We made it to the halfway point in our journey across time and space.
Which also means that its (approximately) halfway between Christmas
and new Doctor Who! Fantastic! So here we are in the middle of the
list and while that should mean everything is distinctly average, we
left the ok stories behind a long time ago and are now deep in
‘really really good but flawed in some way territory. That’s
perfect for ‘The Ribos Operation’ where the best description is
‘lots and lots of promise that’s never quite fulfilled’. Recent
script editor and longtime Who writer Robert
Holmes takes on the difficult job of setting up producer Graham
William’s ‘Key To Time’ idea, a mad dance across the universe
for hidden relics that keep good and evil in balance and he has a lot
to do, creating the Black and White Guardians, the Doctor’s new
timelord companion Romana and
the idea of
the entire series arc while
also writing
a standalone story in a standalone world we’ve never seen before
that leads to the discovery of one of those keys. By Holmes’
standards its not a great story, without his usual twists and turns
in the script and dialogue that only sparkles intermittently. What it
does have though is a lot of promise that keeps you watching right to
the end, of both the story and the series, because the concepts
behind both are so darned good. The Black and White Guardians feel
like they should be amazing: we only meet the White Guardian here and
he seems
really nice but
with an edge,
the new
testament
idea of God without the beard (so what will the black guardian,
unseen for another five stories possibly be like? Well,
a hammer horror villain with a raven on his head since you ask, but
that’s a disappointment for another day).
It’s
that edge that makes the White Guardian, never seen again past this
story (though impersonated), such an intriguing character. The
best and
very Holmes-ian line
in the story has
the
4th
Doctor given the choice of not taking the job and letting the Black
Guardian win, learning that ‘nothing would happen to you if
you don’t.
Because
nothing will happen.
Ever’. Romana is a tad over-written in her first appearance, the
script relying too heavily on Mary Tamm’s 1940s Hollywood looks and
love of glamorous costumes to be anything
more than a film star diva, before writers and actress find Roman’s
more hidden playful side. In
a sign of art imitating life Tom Baker’ Dr is irritated at having
to share the screen with any one at all and this
story marks the first real use of what will soon become a cliché: a
Doctor and companion who keep
getting on each other’s nerves and bickering.
As soon as next story that will develop into mutual respect and
softer teasing, but not before the end of this story where Romana
plays things by the book and keeps having to be rescued and the
Doctor throws out the book and keeps getting things wrong, which soon
becomes wearing.
Mary Tamm’s response to this story is to treat it as a bawdy comedy
that’s beneath her and Tom Baker doesn’t need much excuse to go
OTT either; thankfully Douglas Adams’ debut script ‘Pirate
Planet’ is next and earns so much respect the cast then behave for
the rest of the series. Still, like a lot of other things on offer,
Romana has real promise even
in what is her worst story as written:
its good to have a companion who is keeping this regeneration on his
toes, a neat twist on the master-pupil relationship the
4th
Dr had
with Leela but much closer in ability now that she is a timelord too.

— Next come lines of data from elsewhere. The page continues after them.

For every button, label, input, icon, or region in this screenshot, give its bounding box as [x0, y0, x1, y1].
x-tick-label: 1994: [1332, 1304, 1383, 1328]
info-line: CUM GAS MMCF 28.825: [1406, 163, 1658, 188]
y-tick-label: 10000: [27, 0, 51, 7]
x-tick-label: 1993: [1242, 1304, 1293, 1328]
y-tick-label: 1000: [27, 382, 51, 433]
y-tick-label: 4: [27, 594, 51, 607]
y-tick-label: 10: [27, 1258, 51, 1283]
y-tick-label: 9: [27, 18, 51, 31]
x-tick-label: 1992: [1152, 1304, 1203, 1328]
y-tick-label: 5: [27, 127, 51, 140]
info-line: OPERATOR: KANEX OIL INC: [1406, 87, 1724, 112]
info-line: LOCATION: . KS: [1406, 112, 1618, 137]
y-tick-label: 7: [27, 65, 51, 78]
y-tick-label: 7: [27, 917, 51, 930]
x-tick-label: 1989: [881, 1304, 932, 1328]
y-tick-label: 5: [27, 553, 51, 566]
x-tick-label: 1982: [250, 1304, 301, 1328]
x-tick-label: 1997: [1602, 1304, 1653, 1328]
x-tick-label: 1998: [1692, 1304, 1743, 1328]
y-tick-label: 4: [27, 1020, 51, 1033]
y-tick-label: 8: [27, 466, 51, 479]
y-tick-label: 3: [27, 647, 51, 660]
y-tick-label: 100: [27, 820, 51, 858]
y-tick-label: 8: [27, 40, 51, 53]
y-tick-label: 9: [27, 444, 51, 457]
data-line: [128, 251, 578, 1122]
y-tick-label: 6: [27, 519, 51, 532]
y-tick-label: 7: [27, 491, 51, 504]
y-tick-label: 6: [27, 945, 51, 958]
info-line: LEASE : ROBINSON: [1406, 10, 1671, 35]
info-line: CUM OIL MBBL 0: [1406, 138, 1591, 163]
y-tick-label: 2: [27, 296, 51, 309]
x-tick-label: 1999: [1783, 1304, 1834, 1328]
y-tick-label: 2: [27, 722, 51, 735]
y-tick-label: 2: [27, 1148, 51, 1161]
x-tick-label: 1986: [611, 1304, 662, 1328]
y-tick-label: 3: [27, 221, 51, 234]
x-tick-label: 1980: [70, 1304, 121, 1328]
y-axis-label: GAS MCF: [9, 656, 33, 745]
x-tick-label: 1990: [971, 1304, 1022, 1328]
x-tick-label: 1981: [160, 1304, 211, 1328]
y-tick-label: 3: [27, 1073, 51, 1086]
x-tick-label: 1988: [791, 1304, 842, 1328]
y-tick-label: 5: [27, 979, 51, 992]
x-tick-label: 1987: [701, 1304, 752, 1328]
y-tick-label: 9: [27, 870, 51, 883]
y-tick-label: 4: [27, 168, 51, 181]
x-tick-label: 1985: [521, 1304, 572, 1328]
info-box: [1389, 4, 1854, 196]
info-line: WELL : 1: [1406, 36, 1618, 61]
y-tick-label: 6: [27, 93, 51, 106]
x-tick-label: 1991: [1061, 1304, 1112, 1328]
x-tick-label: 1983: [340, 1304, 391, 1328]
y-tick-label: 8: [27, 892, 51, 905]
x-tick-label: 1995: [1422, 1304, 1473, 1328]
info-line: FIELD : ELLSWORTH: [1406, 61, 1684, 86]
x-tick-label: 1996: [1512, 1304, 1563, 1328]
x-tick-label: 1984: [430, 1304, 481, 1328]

Ribos itself is one of the more interesting planets we get to see, a
combination of Earth past and scifi future, one that’s 1920s
Russia-esque where it seems to be permanently cold and the Royals are
out
of touch, holding on to power through their ice-covered fingertips.
The
story too is based on some truly brilliant conceits from Earth’s
past and present at the time of transmission. Binro the Heretic is
one of DW’s great characters, the scientist doomed to a life of
poverty on the fringes of society for not accepting the superstitious
truth of the age he lives in and
treated as a mad fool even we know he’s the sanest most rational
native to the planet. The visiting
Garron and Unstoffe are unscrupulous thieves, the sort of people that
on Earth in the 1930s would have been selling public bridges to naive
simpletons, or maybe selling timeshares in the 1970s or health drink
pyramid schemes in the 21st
century, the
only difference being that they’re selling planets that
aren’t theirs in
return for crown jewels. Unstoffe especially is a strong character
who goes from conman’s assistant to rebel
and Binro
supporter and is
another
bit of DW stunt guest casting that worked out surprisingly well,
played with
just the right complexity by
Nigel Plaskit, a
man best
known for being sidekick to another rogue of children’s TV, Hartley
Hare. In a story filled with such big characters he’s impressively
muted and thoughtful
- not that the rest of the cast are bad as they’re doing the
big sort of gestures
the parts demand of them (even
and especially the Doctor and Romana),
but this is one of those stories where everyone
is trying to be the loudest person in the room
and for now there’s no Sarah Jane or Leela to bring
things down to Earth (well alright then, Sevateem in the last case).
‘Ribos’
is a nice idea with some nice scenes and some nice acting that sets
up a nice overall arc. All
these ideas show a lot of promise, but
promise that
somehow never quite connects into something
more than that: the story resolves itself, Romana and the Doctor gain
the grudging respect for each other we knew they would and the key is
found surprisingly easily, this big quest turning out to be just
another DW story when all is said and done without the stakes the
White Guardian warned about. Still,
the big beating heart at the centre of this story is a good one,
asking many deep questions about faith, both that of the Guardians
above and that of Binro below, done
with the atmosphere of a bawdy pantomime.
Which
in its own way is kind of DW-y too.
+
One of the best scenes of DW that never gets talked about, certainly
in this era, is the one where Unstoffe kindly tells a dying Binro
that he believes him – that he’s right, that the sun doesn’t
revolve around Ribos and there are other inhabited planets out
there,
and
he knows because
he comes from one of
them.
Binro’s dying relief, that ‘I was right!’ after so many years
of everyone assuming he was wrong, is powerful stuff and surely the
inspiration for showing Vincent Van Gogh how famous he became after
his death in a far more famous DW scene (see
yesterday’s review in fact).
-
The Key To Time is a poor season all round for monsters (the most
realistic and least silly being a giant squid several miles wide) and
the Shrivenzale particularly feels like a last minute addition
because DW stories always have monsters. Ribos’ equivalent of a
corgi, running
around the Royal headquarters and sort-of guarding the crown jewels,
its
a large green stupid lumbering reptile sucking
off the state (insert joke about Prince Andrew here). Not what I
would choose as my first pick as guard animal, given that the
legitimate people can’t get near the crown jewels either, but as it
happens rather useful for keeping out stray criminals and timelords
after the key to time.
I still want one as a pet though, even if in
practice it
would probably eat me or stand on me with its big clod-hopping feet.
If
I don’t stand on it with my clod-hopping feet first that is.